In effect, Claire Chevrier's classification does not obey an extremely strict set of rules when taking a shot, as in the case of the Bechers and the Düsseldorf School. While certain features recur (such as the high angle shot or the horizontal registers that give a rhythm to the composition), they are not fixed parameters aimed at defining a rigid series in which technical objectivity is combined with abstract views. Adaptation, chosen as opposed to the insistent recurrence of specific features, reflects an urban reality that is itself flexible and constantly changing. Far from creating an instantly recognizable corpus, Claire Chevrier adopts an approach that translates the loss of geographical landmarks typical of these cities, where the ways of survival create a universal vocabulary of living conditions such as the blue tarpaulin to be found in countless shanty towns, in all latitudes.

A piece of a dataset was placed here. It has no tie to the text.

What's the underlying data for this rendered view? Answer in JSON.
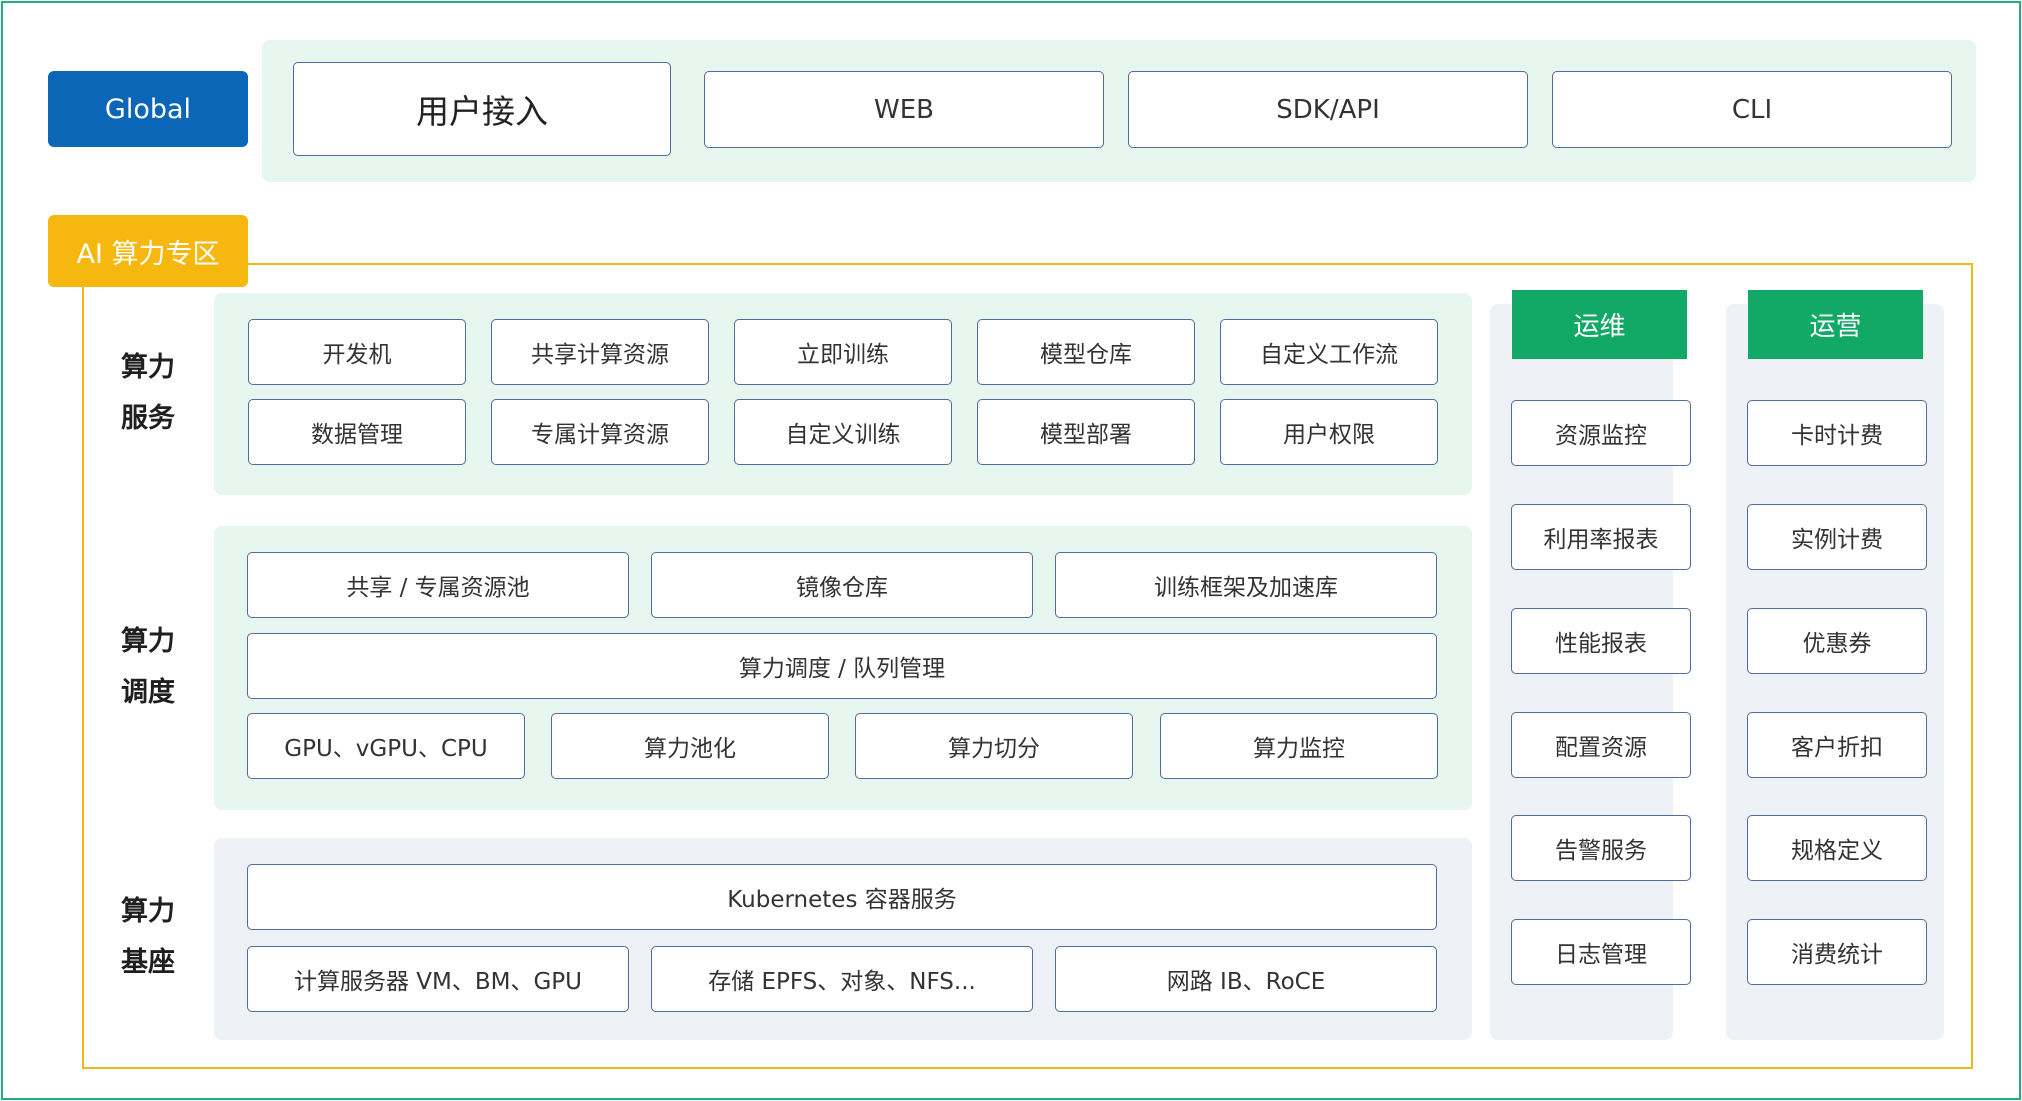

This flexibility indicates the desire to react to the environments visited without imposing a restrictive perspective that would condition interpretation. Despite their haphazard homogeneity, for Claire Chevrier it is not a question of establishing a valid classification for all cities with a population of over ten million, with a view to finding a transparent arrangement that would give reassurance of the potential mastery of the human environment. On the contrary, the categories – from landscape to isolated buildings – evidence an attempt to grasp these territories on a human scale, when this concept seems doomed to disappear. Adaptation is thus the keyword in this photographer's approach, since she has shown an equal interest in conurbations that are not so enormous. This is the case of Paysage-ville 05, which shows the buildings of Damas in the distance, beyond a row of olive trees, countless makeshift constructions stretching over the hillside. This precarious urban growth can be mistaken for a rock, a sign that the dividing line between culture and nature, city and surroundings, is not clear cut.

The deterritorialization at issue here obliges us to refer back to that very famous concept of the aura defined by Walter Benjamin (Walter Benjamin, 'The Work of Art in the Age of Mechanical Reproduction' in Illuminations, trans. by H. Zohn, Schocken, New York, 1969.). Returning to this idea today in a text on photography may seem somewhat hackneyed, since it has been endlessly associated with this medium. However, the loss of uniqueness diagnosed in the 1930s by this German philosopher may offer the possibility of understanding that these generic cities are merely an inevitable extension of the decline of the hic et nunc, the here and now. For Benjamin authenticity was associated with the artwork insofar as the latter is the depository of a tradition (visible through its material presence), which mechanical reproduction annihilated in two ways by decontextualizing and updating it. In our day, all the new urban areas are to be interpreted as the product of this transformation. But it also underlines that Benjamin's dialectic is no longer totally effective: "the unique phenomenon of a distance, however close it may be" is not resolved in a simple close relationship with things. There is no doubt that the hold of banality has increased. But this does not always mean an elimination of distance.

In this respect, Claire Chevrier's photographs very often maintain a distance that takes the visual form of an empty area in the foreground. They combine the familiarity of an architectural vocabulary borrowed from a kind of international modernism with picturesque details, like the saris worn by the Hindu women in Bombay in Paysage-ville 03. Without focusing on exotic elements, her images show the topographical intermingling of the strange and the ordinary, variety and uniformity. Ambivalence replaces these precise opposites to give a picture of contemporary life where the diverse and the same become interchangeable. It is this lack of distinction that perhaps saves the aura from being totally eclipsed. At the moment of mixing, "a singular web of space and time" subsists, a sign that the gaze continues to be the synonym of an experience, far removed from all purity.